Cognitive Behavioral Therapy (CBT) was developed in the 1960s and is used as part of a larger program of treatment at Avery Lane to treat women struggling with drug and alcohol addiction. CBT has since been shown to be effective in treating other types of substance and process addictions. Cognitive Behavioral Therapy focuses on helping people understand their thought processes, thereby reducing the impact of “automatic thoughts” that lead them toward certain emotions. Once these emotions and their related thoughts are addressed, the patient is able to change those thoughts, which allows them to change related behaviors as well.
Automatic thoughts are emotion-filled thoughts that enter the brain without the patient being fully aware of them.
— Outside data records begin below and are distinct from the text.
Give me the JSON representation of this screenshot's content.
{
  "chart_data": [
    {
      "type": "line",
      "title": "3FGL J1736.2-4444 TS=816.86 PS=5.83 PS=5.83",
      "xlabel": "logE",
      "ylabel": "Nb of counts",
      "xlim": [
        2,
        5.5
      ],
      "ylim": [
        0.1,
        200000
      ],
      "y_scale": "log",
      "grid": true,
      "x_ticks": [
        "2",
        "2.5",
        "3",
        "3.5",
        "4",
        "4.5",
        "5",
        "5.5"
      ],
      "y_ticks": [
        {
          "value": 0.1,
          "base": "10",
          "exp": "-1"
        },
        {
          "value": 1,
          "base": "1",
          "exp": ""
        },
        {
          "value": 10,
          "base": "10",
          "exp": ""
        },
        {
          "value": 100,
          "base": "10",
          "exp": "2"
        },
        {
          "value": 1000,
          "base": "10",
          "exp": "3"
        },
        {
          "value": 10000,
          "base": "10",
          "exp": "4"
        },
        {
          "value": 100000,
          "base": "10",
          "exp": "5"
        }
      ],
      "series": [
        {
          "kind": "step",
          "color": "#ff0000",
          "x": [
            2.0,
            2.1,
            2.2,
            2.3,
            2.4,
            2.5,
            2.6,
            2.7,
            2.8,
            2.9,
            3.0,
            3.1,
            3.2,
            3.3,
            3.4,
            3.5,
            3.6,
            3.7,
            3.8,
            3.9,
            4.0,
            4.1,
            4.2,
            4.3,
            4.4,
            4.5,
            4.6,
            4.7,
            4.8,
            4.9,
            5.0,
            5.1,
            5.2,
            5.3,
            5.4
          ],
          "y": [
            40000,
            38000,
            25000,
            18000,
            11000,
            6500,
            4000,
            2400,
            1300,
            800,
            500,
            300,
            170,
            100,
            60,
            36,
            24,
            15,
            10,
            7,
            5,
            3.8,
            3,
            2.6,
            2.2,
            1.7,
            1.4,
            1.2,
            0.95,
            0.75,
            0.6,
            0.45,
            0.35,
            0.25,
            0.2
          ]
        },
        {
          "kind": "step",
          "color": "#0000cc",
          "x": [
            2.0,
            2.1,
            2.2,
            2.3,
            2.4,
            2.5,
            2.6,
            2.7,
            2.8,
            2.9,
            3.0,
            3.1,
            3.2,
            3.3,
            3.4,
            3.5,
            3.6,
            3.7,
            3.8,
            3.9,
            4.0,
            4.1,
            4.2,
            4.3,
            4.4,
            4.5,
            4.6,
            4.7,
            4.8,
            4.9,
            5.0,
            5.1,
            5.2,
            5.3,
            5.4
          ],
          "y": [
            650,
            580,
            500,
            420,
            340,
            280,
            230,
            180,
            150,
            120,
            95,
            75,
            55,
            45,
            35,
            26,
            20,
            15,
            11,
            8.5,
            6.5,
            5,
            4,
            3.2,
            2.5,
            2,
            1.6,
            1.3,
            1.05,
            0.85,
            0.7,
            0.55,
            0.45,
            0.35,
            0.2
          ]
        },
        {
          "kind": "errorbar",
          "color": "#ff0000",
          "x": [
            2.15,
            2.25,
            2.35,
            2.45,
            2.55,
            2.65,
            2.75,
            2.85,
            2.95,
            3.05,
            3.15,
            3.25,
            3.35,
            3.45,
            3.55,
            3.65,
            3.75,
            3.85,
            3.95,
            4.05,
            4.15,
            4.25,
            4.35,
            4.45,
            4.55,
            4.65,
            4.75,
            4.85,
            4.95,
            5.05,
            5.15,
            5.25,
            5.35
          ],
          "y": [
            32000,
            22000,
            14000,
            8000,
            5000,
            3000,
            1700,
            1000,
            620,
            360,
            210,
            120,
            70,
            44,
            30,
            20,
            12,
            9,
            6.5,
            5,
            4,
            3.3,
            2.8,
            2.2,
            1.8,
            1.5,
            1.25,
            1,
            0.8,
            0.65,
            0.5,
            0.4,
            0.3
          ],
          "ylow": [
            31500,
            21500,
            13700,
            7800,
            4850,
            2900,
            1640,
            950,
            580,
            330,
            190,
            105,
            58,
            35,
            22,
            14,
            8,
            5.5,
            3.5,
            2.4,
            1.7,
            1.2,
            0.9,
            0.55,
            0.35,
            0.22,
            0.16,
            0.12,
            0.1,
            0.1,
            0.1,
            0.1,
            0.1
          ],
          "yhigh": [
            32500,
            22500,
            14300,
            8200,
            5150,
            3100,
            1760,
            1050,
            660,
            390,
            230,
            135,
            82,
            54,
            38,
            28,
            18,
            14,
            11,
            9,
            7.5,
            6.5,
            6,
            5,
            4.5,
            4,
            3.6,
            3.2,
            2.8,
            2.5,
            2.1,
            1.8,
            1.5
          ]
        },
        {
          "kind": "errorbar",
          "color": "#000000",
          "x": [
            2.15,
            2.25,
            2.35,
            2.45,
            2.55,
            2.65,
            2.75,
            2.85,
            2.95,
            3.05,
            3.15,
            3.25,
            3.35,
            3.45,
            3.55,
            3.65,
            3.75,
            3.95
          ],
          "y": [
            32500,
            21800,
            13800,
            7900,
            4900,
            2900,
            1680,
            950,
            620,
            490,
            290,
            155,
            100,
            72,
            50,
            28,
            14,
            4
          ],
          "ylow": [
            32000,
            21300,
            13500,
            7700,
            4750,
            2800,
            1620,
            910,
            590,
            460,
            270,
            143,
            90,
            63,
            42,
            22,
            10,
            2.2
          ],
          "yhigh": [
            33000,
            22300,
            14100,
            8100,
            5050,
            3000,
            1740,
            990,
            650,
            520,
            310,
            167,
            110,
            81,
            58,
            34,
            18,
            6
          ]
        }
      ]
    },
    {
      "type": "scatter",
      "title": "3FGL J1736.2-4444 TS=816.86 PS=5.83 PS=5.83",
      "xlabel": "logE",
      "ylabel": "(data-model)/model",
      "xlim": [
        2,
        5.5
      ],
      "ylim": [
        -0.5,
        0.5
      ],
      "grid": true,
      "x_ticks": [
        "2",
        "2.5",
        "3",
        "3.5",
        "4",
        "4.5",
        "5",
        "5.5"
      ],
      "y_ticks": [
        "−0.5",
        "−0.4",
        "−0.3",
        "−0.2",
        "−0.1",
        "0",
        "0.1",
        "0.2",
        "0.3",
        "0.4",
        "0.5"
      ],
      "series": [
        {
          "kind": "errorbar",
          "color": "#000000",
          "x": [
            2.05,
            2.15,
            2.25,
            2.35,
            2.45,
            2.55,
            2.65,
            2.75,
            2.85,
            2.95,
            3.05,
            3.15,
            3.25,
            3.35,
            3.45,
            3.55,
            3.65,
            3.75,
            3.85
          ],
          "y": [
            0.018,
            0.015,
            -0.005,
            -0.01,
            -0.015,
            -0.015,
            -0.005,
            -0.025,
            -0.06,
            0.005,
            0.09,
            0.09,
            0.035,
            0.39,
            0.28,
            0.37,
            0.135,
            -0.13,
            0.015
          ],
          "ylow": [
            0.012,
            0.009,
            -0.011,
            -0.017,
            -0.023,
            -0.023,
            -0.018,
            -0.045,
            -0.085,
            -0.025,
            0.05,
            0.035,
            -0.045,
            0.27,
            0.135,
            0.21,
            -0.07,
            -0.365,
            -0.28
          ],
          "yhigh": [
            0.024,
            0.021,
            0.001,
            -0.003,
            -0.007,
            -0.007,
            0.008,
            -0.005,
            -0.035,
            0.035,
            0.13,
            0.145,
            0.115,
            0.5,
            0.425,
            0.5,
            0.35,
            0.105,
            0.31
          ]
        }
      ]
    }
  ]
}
As these thoughts are often unrealistic or inaccurate, they prevent people from being able to respond to events properly. For example, someone may believe—perhaps unconsciously—that she must always perform at her best so people will accept her. This thought is disassociated from reality because most people don’t demand perfection from others. These thoughts, which are known as dysfunctional assumptions, lead the person to feel that others are rejecting her.
At Avery Lane, CBT focuses on helping women identify automatic thoughts and assess whether they are realistic. Once participants begin to recognize these thoughts, they are able to step back and analyze them to determine if they are accurate reflections of reality. Becoming more aware of feelings and their causes can have an large impact on a patient’s behavior, often helping them to overcome drug and alcohol addiction.